Minor short-term mortality benefit with vascular closure devices


Vasim Farooq (Department of Cardiology, Manchester Heart Centre, Manchester Royal Infirmary, Manchester, UK) and others report in Circulation Cardiovascular Interventions that the use of a vascular closure device after transfemoral percutaneous coronary intervention (PCI) is associated with a minor short-term mortality benefit compared with manual compression. They add that a more pronounced benefit was observed in certain subgroups of patients, such as those with acute coronary syndromes, at high risk of bleeding.

The authors report that “given the potential association of vascular closure devices with a reduction in vascular-related complications”, they hypothesised that the uniform use of the devices in patients in undergoing transfemoral PCI “may confer a potential short-term mortality benefit” compared with manual compression, “particularly in higher-risk patients”. Therefore, the aim of their study was to assess the short-term (30-day) mortality of patients undergoing transfemoral-based PCI treated with vascular closure devices compared with those undergoing femoral-based PCI treated with manual compression in a national, all-comers PCI registry.

Reviewing data from the British Cardiovascular Intervention Society (BCIS) database, Farooq et al identified 271, 841 patients who underwent transfemoral PCI between 2006 and 2011. Of these, 109,001 underwent haemostasis with manual compression and 162,844 underwent haemostasis with a vascular closure device. The authors report that the patients in the vascular closure device group were significantly younger, more likely to be male, and had fewer comorbidities. They add that these patients were less likely to present with ST-segment elevation myocardial infarction (STEMI), cardiogenic shock, or complex coronary artery disease.

The rate of 30-day mortality was significantly lower among patients in the vascular closure device group compared with those in the manual compression group. However, Farooq et al report: “After propensity score correction, the mortality benefit for vascular closure devices was substantially reduced but remained significantly lower for vascular closure devices compared with manual compression.” According to the propensity score-corrected analysis, 30-day mortality was 1.8% vs. 2% for manual compression (p=0.0037)—it was 1.4% vs. 2.4% (p<0.0001), respectively, in the uncorrected analysis.
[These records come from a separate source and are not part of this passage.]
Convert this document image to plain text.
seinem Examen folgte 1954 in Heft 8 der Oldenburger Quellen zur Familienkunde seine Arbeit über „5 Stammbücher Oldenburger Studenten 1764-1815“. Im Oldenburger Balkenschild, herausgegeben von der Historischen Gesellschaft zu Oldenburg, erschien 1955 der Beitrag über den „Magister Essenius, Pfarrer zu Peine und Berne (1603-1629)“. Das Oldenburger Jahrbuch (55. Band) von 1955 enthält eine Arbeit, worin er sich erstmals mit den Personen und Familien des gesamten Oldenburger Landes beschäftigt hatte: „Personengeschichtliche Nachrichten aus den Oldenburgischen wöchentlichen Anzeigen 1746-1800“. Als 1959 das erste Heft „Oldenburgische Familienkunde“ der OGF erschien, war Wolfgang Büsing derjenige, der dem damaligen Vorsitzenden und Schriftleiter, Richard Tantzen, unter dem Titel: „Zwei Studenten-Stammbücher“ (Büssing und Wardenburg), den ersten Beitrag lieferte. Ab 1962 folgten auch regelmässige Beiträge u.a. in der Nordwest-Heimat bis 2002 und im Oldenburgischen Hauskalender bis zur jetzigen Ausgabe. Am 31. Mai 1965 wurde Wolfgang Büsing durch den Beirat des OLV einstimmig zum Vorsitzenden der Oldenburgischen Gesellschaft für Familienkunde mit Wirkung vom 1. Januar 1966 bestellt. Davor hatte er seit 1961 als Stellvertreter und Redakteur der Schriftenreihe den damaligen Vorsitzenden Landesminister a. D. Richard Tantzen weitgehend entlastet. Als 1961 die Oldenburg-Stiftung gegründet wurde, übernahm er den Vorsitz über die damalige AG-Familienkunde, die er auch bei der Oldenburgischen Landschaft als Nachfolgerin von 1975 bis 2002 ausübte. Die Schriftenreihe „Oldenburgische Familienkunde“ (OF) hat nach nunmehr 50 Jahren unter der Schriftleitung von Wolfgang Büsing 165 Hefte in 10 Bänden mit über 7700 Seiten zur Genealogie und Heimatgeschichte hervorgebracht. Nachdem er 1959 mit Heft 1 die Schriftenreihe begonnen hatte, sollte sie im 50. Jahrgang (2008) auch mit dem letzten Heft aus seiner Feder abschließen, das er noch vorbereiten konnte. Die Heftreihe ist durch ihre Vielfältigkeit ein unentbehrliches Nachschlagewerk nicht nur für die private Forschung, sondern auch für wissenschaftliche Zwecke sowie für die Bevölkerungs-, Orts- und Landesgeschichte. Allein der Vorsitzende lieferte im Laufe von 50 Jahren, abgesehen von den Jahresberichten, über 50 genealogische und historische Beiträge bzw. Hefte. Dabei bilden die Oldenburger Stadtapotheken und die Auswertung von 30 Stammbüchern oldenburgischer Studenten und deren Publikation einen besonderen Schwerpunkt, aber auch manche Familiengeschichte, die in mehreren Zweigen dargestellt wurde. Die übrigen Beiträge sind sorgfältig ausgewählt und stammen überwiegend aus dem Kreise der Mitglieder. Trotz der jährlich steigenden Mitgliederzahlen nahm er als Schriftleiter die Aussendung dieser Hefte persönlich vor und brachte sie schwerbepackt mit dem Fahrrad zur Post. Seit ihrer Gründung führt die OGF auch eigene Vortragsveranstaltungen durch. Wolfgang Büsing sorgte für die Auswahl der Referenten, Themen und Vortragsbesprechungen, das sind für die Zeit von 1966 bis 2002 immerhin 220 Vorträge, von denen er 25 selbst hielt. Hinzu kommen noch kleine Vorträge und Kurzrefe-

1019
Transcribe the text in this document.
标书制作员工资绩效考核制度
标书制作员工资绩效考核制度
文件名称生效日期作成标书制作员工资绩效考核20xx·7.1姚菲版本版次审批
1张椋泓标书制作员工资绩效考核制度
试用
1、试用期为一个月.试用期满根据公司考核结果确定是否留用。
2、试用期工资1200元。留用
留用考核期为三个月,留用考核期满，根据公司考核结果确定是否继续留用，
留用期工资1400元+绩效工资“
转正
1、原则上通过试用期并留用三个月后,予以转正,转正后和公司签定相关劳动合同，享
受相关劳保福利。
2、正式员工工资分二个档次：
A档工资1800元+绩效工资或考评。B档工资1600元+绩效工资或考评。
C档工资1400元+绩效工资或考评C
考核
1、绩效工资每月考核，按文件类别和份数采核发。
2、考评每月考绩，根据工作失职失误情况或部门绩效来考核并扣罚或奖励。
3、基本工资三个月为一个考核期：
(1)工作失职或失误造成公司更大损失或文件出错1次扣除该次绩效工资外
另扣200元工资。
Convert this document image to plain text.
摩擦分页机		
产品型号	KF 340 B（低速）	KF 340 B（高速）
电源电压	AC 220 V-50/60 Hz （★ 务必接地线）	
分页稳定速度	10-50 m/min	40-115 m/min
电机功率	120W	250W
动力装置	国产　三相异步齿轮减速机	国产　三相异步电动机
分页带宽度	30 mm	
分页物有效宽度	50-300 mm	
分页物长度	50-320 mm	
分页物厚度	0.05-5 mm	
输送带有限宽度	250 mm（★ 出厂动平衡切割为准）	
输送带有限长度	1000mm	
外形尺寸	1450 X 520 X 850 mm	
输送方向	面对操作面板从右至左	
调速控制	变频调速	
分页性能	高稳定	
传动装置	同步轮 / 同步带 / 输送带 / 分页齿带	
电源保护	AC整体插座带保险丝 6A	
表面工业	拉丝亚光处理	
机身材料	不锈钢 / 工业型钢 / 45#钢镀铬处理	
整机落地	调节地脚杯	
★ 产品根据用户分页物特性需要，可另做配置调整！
The authors examined data for specific subgroups and report: “Notably, there was a lower 30-day mortality associated with vascular compression devices compared with a manual compression in females (p=0.037 for the difference), presentation with acute coronary syndromes/acute myocardial infarction (p=0.027 for the difference), and recent thrombolysis (p=0.0001 for the difference).” However, they add that “conversely” vascular closure devices conferred a benefit for patients without cardiogenic shock but not for those with cardiogenic shock.

“The use of vascular closure device was associated with a minor 30-day prognostic benefit after propensity score correction, findings which were much more pronounced in females, presentation with acute coronary syndrome or patients who had been recently administered thrombolytic therapy,” Farooq et al conclude.

They add that while evidence from the BCIS database indicates that PCI with the transradial approach “remains safer” even when a vascular closure device is used during transfemoral PCI, “the maintenance of skills to safely conduct femoral-based PCI is of absolute importance”. Farooq et al explain that maintaining transfemoral skills is important because “the femoral approach to PCI is still widely practised” and recent evidence suggests “that radial operators have potentially more vascular-related complications in femoral-based PCI compared with predominately femoral-based operators.”

Study author Magdi El-Omar (Manchester Heart Centre, Manchester Royal Infirmary, Central Manchester University Hospitals NHS Trust, Manchester, UK) told Cardiovascular News: “Based on our findings, my default is to always consider using a vascular closure device to achieve haemostasis following transfemoral procedures, unless there are specific contraindications.”